Herr Rohlf, ist es als Kurator eines Festivals für elektronische Avantgarde manchmal schwer, öffentlichen Geldgebern zu erklären, was man da eigentlich macht?
Rohlf: Schon. Es ist ja auch so: Wir wollen zwischen den Stühlen sitzen. Wir glauben nicht daran, dass es uns voranbringt, wenn man Musik immer nur in Szenen wie Improv, Jazz, Klassik oder elektronische Musik aufgliedert. Es gibt so viel unterschiedliche ineinander greifende Ansätze zu Sound und Kunst und Musik, die wollen wir aufgreifen und verstärken. Das Fördersystem ist aber sehr statisch auf sehr einzelne Sparten ausgelegt. Das läuft der Realität und auch der Gesellschaft hinterher – die ist auch vielerorts hybrider und vielfältiger. Uns gibt es nun seit 18 Jahren, und wir haben in all den Jahren immer wieder Förderungen bekommen. Aber wir haben es nicht geschafft, eine strukturelle Förderung zu bekommen, die es uns ermöglicht, langfristiger zu planen.
Wie gleichberechtigt geht es beim CTM zu?
Rohlf: Wir waren da nicht in allen Jahren so vorbildlich, wir wurden dafür auch zu Recht kritisiert.
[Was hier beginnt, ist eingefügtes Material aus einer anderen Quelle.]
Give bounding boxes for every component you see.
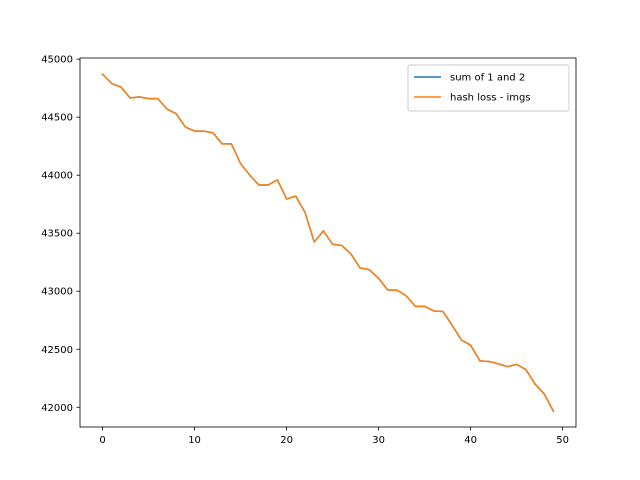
- x-tick-label: 50: [556, 435, 569, 446]
- y-tick-label: 43500: [41, 229, 73, 240]
- x-axis: 0 10 20 30 40 50: [99, 427, 569, 446]
- y-tick-label: 42000: [41, 403, 73, 414]
- x-tick-label: 40: [464, 435, 477, 446]
- y-tick-label: 42500: [41, 345, 73, 356]
- series-layer: [101, 73, 555, 413]
- y-tick-label: 44000: [41, 171, 73, 182]
- y-axis: 42000 42500 43000 43500 44000 44500 45000: [41, 55, 80, 414]
- legend-label-1: hash loss - imgs: [450, 93, 531, 104]
- y-tick-label: 45000: [41, 55, 73, 66]
- plot-area-frame: [79, 57, 577, 428]
- x-tick-label: 20: [280, 435, 293, 446]
- legend-label-0: sum of 1 and 2: [450, 73, 525, 84]
- legend-box: [407, 64, 570, 112]
- x-tick-label: 0: [99, 435, 105, 446]
- x-tick-label: 30: [372, 435, 385, 446]
- series-line-1: [101, 73, 555, 413]
- y-tick-label: 43000: [41, 287, 73, 298]
- x-tick-label: 10: [188, 435, 201, 446]
- legend: sum of 1 and 2 hash loss - imgs: [407, 64, 570, 112]
- y-tick-label: 44500: [41, 113, 73, 124]
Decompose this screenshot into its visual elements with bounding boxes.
In diesem Jahr haben wir im Line-up 44 Prozent Frauen und 49,5 Prozent Männer dabei – und dann noch Personen, die sich weder als Frau noch als Mann verstehen und gemischte Projekte.
Frau Tran, wie erleben Sie das Geschlechterverhältnis in Clubs, bei Festivals generell?
Tran: Es ist keine Selbstverständlichkeit, als Frau DJ und Produzentin zu sein. Von Tontechnikern oder Veranstaltern wird man oft anders behandelt: Sie kommentieren das Aussehen, erklären ausgiebig das Equipment – Sachen, die eigentlich kein Thema sein sollten.
Aber die Aufmerksamkeit für das Thema ist gerade voll da.
Tran: Ja, manches wird dadurch aber auch fragwürdig. Zum Beispiel, wenn Veranstaltungen mit „All-Female-Line-up“ beworben werden. Es sollte kein Aushängeschild für einen Clubabend sein, dass da Frauen spielen, es sollte normal sein.